Andrew Hallam is a Canadian who teaches English and personal finance at Singapore American School. He is the author of Millionaire Teacher: The nine rules of wealth you should have learned in school. This is the first in a series of columns based on his book.
Is it possible to teach people how to become wealthy? I believe so. And this year I'm out to prove it.
I'm a Canadian expatriate who teaches at a private school in Singapore. In 2012, I'll be launching a personal finance course – creating a curriculum from scratch for teenagers who attend the largest international school in the world.
My goal is to pass on to my students what I've learned, often painfully, in amassing a seven-figure investment portfolio on my teacher's salary. My course will begin with two simple rules.
The first rule – and pardon me if this seems obvious – is to live within your means. Wealth can't be built or even maintained if it's squandered. Like I said: obvious. But when I look around me, I see people spending to the very limits of their income and sometimes well beyond.
I see this in my own students. Most come from privileged backgrounds – they're typically the offspring of expat executives. Many regard jetting off to Europe for a ski break at Christmas as casually as I used to think about taking a bus to the mall when I was growing up on Vancouver Island. But this doesn't mean their families are necessarily amassing wealth.
I used to tutor an American boy in Singapore on Saturday afternoons. His dad was an investment banker; his mother dropped off their son in their Jaguar. I couldn't help but notice the Rolex on her wrist when she handed me the cheque for my tutoring fee every week.
Yet their cheques would bounce – not just once but consistently. I eventually ended the tutoring arrangement when I grew tired of the mother's phone calls imploring me to wait a few days before taking her cheque to the bank.
As a family, they were a great example of people who had a high income but weren't building wealth (at least, if their chequing account was anything to go on).
For people who earn less than an investment banker, saving can be even tougher. I sympathize. But the numbers are frightening: A poll last year by the Canadian Payroll Association found that more than half of workers would be in financial trouble if their paycheque was even a week late. That speaks to a chronic lack of savings.

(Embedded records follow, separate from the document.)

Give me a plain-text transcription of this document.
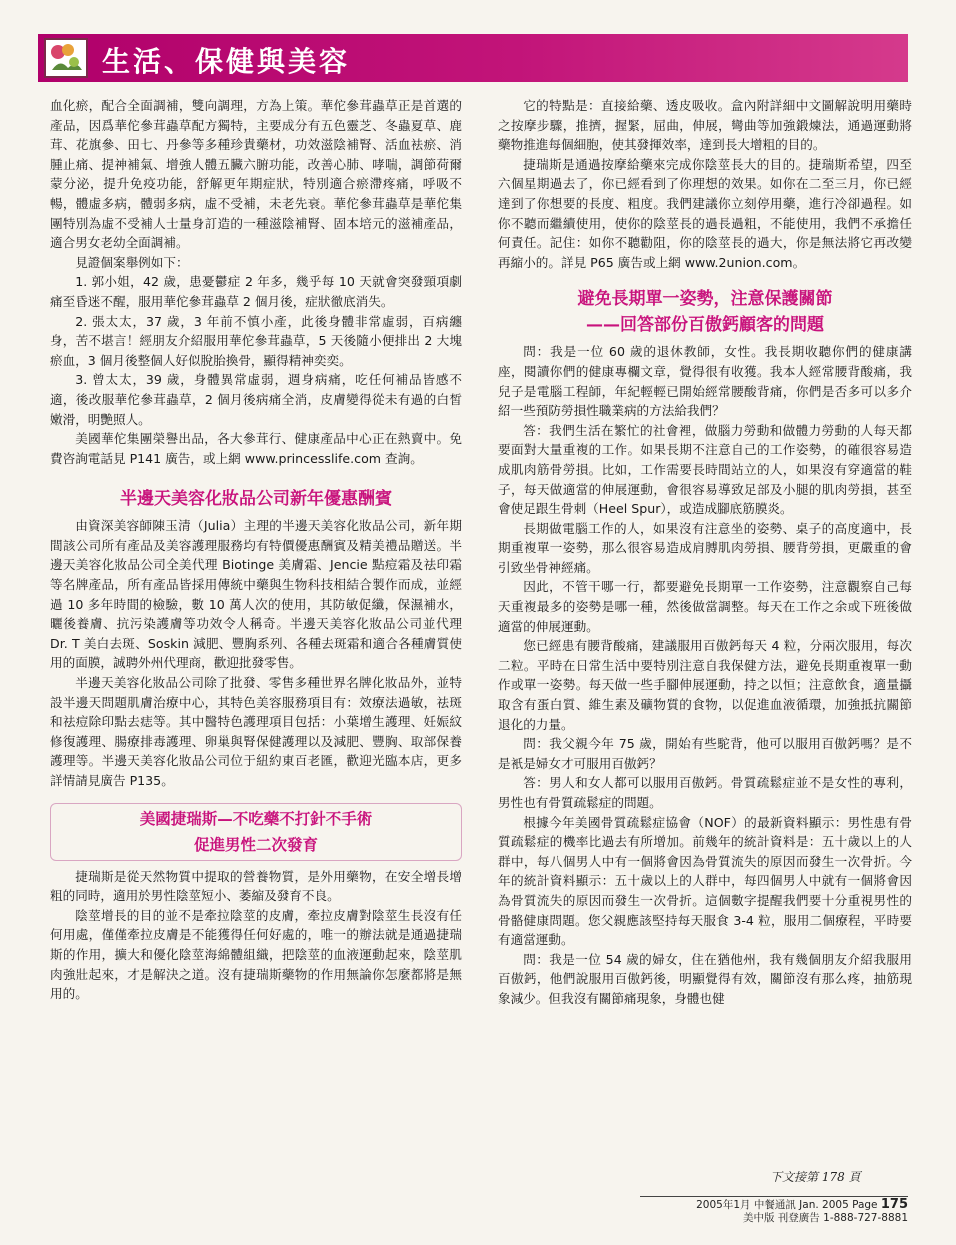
生活、保健與美容

血化瘀，配合全面調補，雙向調理，方為上策。華佗參茸蟲草正是首選的產品，因爲華佗參茸蟲草配方獨特，主要成分有五色靈芝、冬蟲夏草、鹿茸、花旗參、田七、丹參等多種珍貴藥材，功效滋陰補腎、活血袪瘀、消腫止痛、提神補氣、增強人體五臟六腑功能，改善心肺、哮喘，調節荷爾蒙分泌，提升免疫功能，舒解更年期症狀，特別適合瘀滯疼痛，呼吸不暢，體虛多病，體弱多病，虛不受補，未老先衰。華佗參茸蟲草是華佗集團特別為虛不受補人士量身訂造的一種滋陰補腎、固本培元的滋補產品，適合男女老幼全面調補。

見證個案舉例如下：

1. 郭小姐，42 歲，患憂鬱症 2 年多，幾乎每 10 天就會突發頸項劇痛至昏迷不醒，服用華佗參茸蟲草 2 個月後，症狀徹底消失。

2. 張太太，37 歲，3 年前不慎小產，此後身體非常虛弱，百病纏身，苦不堪言！經朋友介紹服用華佗參茸蟲草，5 天後隨小便排出 2 大塊瘀血，3 個月後整個人好似脫胎換骨，顯得精神奕奕。

3. 曾太太，39 歲，身體異常虛弱，週身病痛，吃任何補品皆感不適，後改服華佗參茸蟲草，2 個月後病痛全消，皮膚變得從未有過的白皙嫩滑，明艷照人。

美國華佗集團榮譽出品，各大參茸行、健康產品中心正在熱賣中。免費咨詢電話見 P141 廣告，或上網 www.princesslife.com 查詢。

半邊天美容化妝品公司新年優惠酬賓

由資深美容師陳玉清（Julia）主理的半邊天美容化妝品公司，新年期間該公司所有產品及美容護理服務均有特價優惠酬賓及精美禮品贈送。半邊天美容化妝品公司全美代理 Biotinge 美膚霜、Jencie 點痘霜及祛印霜等名牌產品，所有產品皆採用傳統中藥與生物科技相結合製作而成，並經過 10 多年時間的檢驗，數 10 萬人次的使用，其防敏促纖，保濕補水，曬後養膚、抗污染護膚等功效令人稱奇。半邊天美容化妝品公司並代理 Dr. T 美白去斑、Soskin 減肥、豐胸系列、各種去斑霜和適合各種膚質使用的面膜，誠聘外州代理商，歡迎批發零售。

半邊天美容化妝品公司除了批發、零售多種世界名牌化妝品外，並特設半邊天問題肌膚治療中心，其特色美容服務項目有：效療法過敏，祛斑和祛痘除印點去痣等。其中醫特色護理項目包括：小葉增生護理、妊娠紋修復護理、腸療排毒護理、卵巢與腎保健護理以及減肥、豐胸、取部保養護理等。半邊天美容化妝品公司位于紐約東百老匯，歡迎光臨本店，更多詳情請見廣告 P135。

美國捷瑞斯—不吃藥不打針不手術
促進男性二次發育

捷瑞斯是從天然物質中提取的營養物質，是外用藥物，在安全增長增粗的同時，適用於男性陰莖短小、萎縮及發育不良。

陰莖增長的目的並不是牽拉陰莖的皮膚，牽拉皮膚對陰莖生長沒有任何用處，僅僅牽拉皮膚是不能獲得任何好處的，唯一的辦法就是通過捷瑞斯的作用，擴大和優化陰莖海綿體組織，把陰莖的血液運動起來，陰莖肌肉強壯起來，才是解決之道。沒有捷瑞斯藥物的作用無論你怎麼都將是無用的。

它的特點是：直接給藥、透皮吸收。盒內附詳細中文圖解說明用藥時之按摩步驟，推擠，握緊，屈曲，伸展，彎曲等加強鍛煉法，通過運動將藥物推進每個細胞，使其發揮效率，達到長大增粗的目的。

捷瑞斯是通過按摩給藥來完成你陰莖長大的目的。捷瑞斯希望，四至六個星期過去了，你已經看到了你理想的效果。如你在二至三月，你已經達到了你想要的長度、粗度。我們建議你立刻停用藥，進行冷卻過程。如你不聽而繼續使用，使你的陰莖長的過長過粗，不能使用，我們不承擔任何責任。記住：如你不聽勸阻，你的陰莖長的過大，你是無法將它再改變再縮小的。詳見 P65 廣告或上網 www.2union.com。

避免長期單一姿勢，注意保護關節
——回答部份百傲鈣顧客的問題

問：我是一位 60 歲的退休教師，女性。我長期收聽你們的健康講座，閱讀你們的健康專欄文章，覺得很有收獲。我本人經常腰背酸痛，我兒子是電腦工程師，年紀輕輕已開始經常腰酸背痛，你們是否多可以多介紹一些預防勞損性職業病的方法給我們？

答：我們生活在繁忙的社會裡，做腦力勞動和做體力勞動的人每天都要面對大量重複的工作。如果長期不注意自己的工作姿勢，的確很容易造成肌肉筋骨勞損。比如，工作需要長時間站立的人，如果沒有穿適當的鞋子，每天做適當的伸展運動，會很容易導致足部及小腿的肌肉勞損，甚至會使足跟生骨刺（Heel Spur），或造成腳底筋膜炎。

長期做電腦工作的人，如果沒有注意坐的姿勢、桌子的高度適中，長期重複單一姿勢，那么很容易造成肩膊肌肉勞損、腰背勞損，更嚴重的會引致坐骨神經痛。

因此，不管干哪一行，都要避免長期單一工作姿勢，注意觀察自己每天重複最多的姿勢是哪一種，然後做當調整。每天在工作之余或下班後做適當的伸展運動。

您已經患有腰背酸痛，建議服用百傲鈣每天 4 粒，分兩次服用，每次二粒。平時在日常生活中要特別注意自我保健方法，避免長期重複單一動作或單一姿勢。每天做一些手腳伸展運動，持之以恒；注意飲食，適量攝取含有蛋白質、維生素及礦物質的食物，以促進血液循環，加強抵抗關節退化的力量。

問：我父親今年 75 歲，開始有些駝背，他可以服用百傲鈣嗎？是不是衹是婦女才可服用百傲鈣？

答：男人和女人都可以服用百傲鈣。骨質疏鬆症並不是女性的專利，男性也有骨質疏鬆症的問題。

根據今年美國骨質疏鬆症協會（NOF）的最新資料顯示：男性患有骨質疏鬆症的機率比過去有所增加。前幾年的統計資料是：五十歲以上的人群中，每八個男人中有一個將會因為骨質流失的原因而發生一次骨折。今年的統計資料顯示：五十歲以上的人群中，每四個男人中就有一個將會因為骨質流失的原因而發生一次骨折。這個數字提醒我們要十分重視男性的骨骼健康問題。您父親應該堅持每天服食 3-4 粒，服用二個療程，平時要有適當運動。

問：我是一位 54 歲的婦女，住在猶他州，我有幾個朋友介紹我服用百傲鈣，他們說服用百傲鈣後，明顯覺得有效，關節沒有那么疼，抽筋現象減少。但我沒有關節痛現象，身體也健

下文接第 178 頁
2005年1月 中餐通訊 Jan. 2005 Page 175
美中版 刊登廣告 1-888-727-8881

So lesson No. 1: If you want to get rich, you have to live below your means.
You then have to invest your savings wisely. And this brings me to lesson No. 2: Avoid spending too much time following the stock market and trying to outwit the pros.
Think about it: The stock market is dominated by experts, who have more time and resources to devote to researching investments than you ever will. The typical small investor has as much chance of beating Bay Street as a Sunday afternoon tennis player has of beating one of the superstar athletes you see at Wimbledon.
Rather than spending your time trying to find the next Google, you should focus on finding ways to lower your investing risk and reduce the fees you're paying. I'm a big fan of low-cost index funds, for instance. A simple strategy of buying and holding dividend stocks can also work well.
Unfortunately, the financial-advice industry isn't geared to selling such straightforward tactics. Most financial planners attract clients by purporting to know where the stock market is headed next and which mutual fund is going to outperform the others. But there's no evidence – absolutely none – to demonstrate that planners or anyone else can perform these feats with any great success.
To make matters worse, financial planners aren't compensated based on how well they do for their investors. They're usually paid based on the money they attract to their firms or the products they sell.
Judging a planner's level of skill is nearly impossible when the industry, by and large, doesn't encourage full disclosure. We think nothing of asking carpenters to show us the decks they have built so we can judge their professional skills. But asking financial planners to reveal their personal investment returns over the past 10, 15 or 20 years is likely to result in odd looks and a speech about the right to privacy.
These are important lessons to learn, and they'll be a core part of my curriculum. In my next column, I'll offer more thoughts on how you can ace the personal finance exam we all face in real life.